It’s an autumnal day at Manchester United’s training complex at the back end of 2017. A scrawny kid, just turned 16, is making his first start as a striker in England’s Under 18 Premier League. Just over an hour later, Mason Greenwood completes his hat-trick, and a special talent has well and truly arrived.
Ole Gunnar Solskjaer goes on to make him United’s youngest ever starter in the Premier League era and this week, Greenwood’s three brilliant goals cemented his place in one of the most exciting forward lines in the Premier League right now. Solskjaer called him “an exceptional finisher, a natural footballer who can go as far as he wants to”. Not bad for a boy who doesn’t turn 19 until October.
United have always been proud of their academy set up - and rightly so. Last December they celebrated the 4,000th consecutive game in which at least one youth graduate has been represented in the Reds’ matchday squad. But it’s fascinating that their renaissance of late is underpinned by youth. Playing left-back in Greenwood’s eye-catching game as a 16-year-old was Brandon Williams, who came on in the 3-0 thumping of Aston Villa on Thursday. Scott McTominay has had a break-through season. Marcus Rashford is still only 22. Seven of the starting 11 against Villa were under 25.
So how do you foster a culture where an 18-year-old forward can be a regular starter for the biggest club in the world? Neil Ryan, United’s U18s manager, says it has to come right from the very top.
“Ole has spoken a lot about his intention to play young players should they be worthy of an opportunity, and Mason and Brandon Williams have grabbed the chance with both hands,” he says. “That’s a culture the club has lived by since the Busby era, but Ole has been fantastic in terms of the faith he’s shown.
“We have a dialogue and a long-term development plan for each player, but with someone like Mason, from day one Ole was talking to me about him.
“Honestly, we didn’t think he would have such an immediate impact, but he’s been fantastic. We still do development work with him every day, though, he’s still learning.”
Goals, of course, are the most precious commodity in the game and as the last week has proved, Greenwood is a natural. Marcus Rashford’s meteoric rise as a teenager was very similar. But Ryan is keen to stress that though they might seem like overnight successes, years of work has gone into these players - and some might progress at different speeds.

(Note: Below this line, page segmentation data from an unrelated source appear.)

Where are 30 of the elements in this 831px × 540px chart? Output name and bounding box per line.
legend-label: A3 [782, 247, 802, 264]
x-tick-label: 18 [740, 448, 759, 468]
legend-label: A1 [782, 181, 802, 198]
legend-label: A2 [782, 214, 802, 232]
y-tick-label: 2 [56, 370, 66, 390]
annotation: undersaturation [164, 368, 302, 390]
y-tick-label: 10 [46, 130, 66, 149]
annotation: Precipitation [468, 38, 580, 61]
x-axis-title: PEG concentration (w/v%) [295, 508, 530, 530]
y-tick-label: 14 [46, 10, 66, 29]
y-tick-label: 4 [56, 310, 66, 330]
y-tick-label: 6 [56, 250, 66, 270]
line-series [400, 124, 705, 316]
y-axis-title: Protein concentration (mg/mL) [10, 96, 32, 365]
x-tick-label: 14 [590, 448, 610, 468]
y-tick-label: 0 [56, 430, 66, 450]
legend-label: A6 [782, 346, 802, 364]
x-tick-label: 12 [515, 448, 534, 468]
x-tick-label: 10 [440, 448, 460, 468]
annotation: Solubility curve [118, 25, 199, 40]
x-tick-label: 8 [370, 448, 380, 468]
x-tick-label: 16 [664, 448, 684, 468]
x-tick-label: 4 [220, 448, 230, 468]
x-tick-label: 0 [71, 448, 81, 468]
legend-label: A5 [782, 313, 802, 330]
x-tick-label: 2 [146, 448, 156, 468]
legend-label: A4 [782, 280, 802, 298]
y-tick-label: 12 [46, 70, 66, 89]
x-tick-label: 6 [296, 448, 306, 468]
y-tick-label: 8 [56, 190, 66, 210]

“Some will be high flyers - Marcus got a chance and never looked back,” he says. “Others might go out on loan. Of course, a goalscorer will catch the eye, but as coaching staff, we’re very clear on what we want and how we analyse a defender, say. It’s at that point we’ll throw them into first team training to see how they handle it. Some will find it hard - but that’s not to say their time won’t come in the future.”
And that’s the delicate balance which United seem to have handled so well this season. McTominay took a long time to break through into the first team but it was finding the right moment where he could best impact games. For all the clamour to play Phil Foden more regularly at city neighbours Manchester City, maybe his emergence at the end of this season will prove to be the right decision.
“Mason and Brandon have been outstanding so far, but the battle now is to stay there,” says Ryan. “You want to be sure that it’s not all about a decent debut but a long career. And you know, for some of the players we develop, that might not be at Manchester United. That’s fine too - our duty is to help them fulfil their potential and how far that takes them isn’t always set in stone.”
Ryan admits they draw on the examples of Rashford or Paul Pogba all the time, but it takes a lot more than high-flying talent alone to make it. Which means the likes of McTominay and Williams are equally as inspiring to his next crop of U18s - “the carrot we dangle to everyone we develop or sign at a young age”.
And when Mason Greenwood smashed in his spectacular goals this week, Ryan admits it felt great.
“It’s amazing to see any of the boys I’ve worked do so well. I get to see them at their most special really, when they’re so in love with the game, ready to take on the world and express themselves. And when they do something outstanding for the first team, well, you’ve known them for years, you know their families and that journey is so rewarding.”
But it never ends. You wouldn’t expect him to name names at this stage, but the moment Mason Greenwood had progressed to the first team, Ryan was busy finding the next player on the production line.
“Actually, success like Mason’s energises you to find the next Greenwood, Rashford, McTominay, Williams, and get back to work to making that happen. And the way we look at it at Manchester United, everyone has the potential to play for the first team.
“It’s up to us to guide their particular pathway, to put them in the right environment to succeed.”
At Manchester United, that environment feels very healthy right now.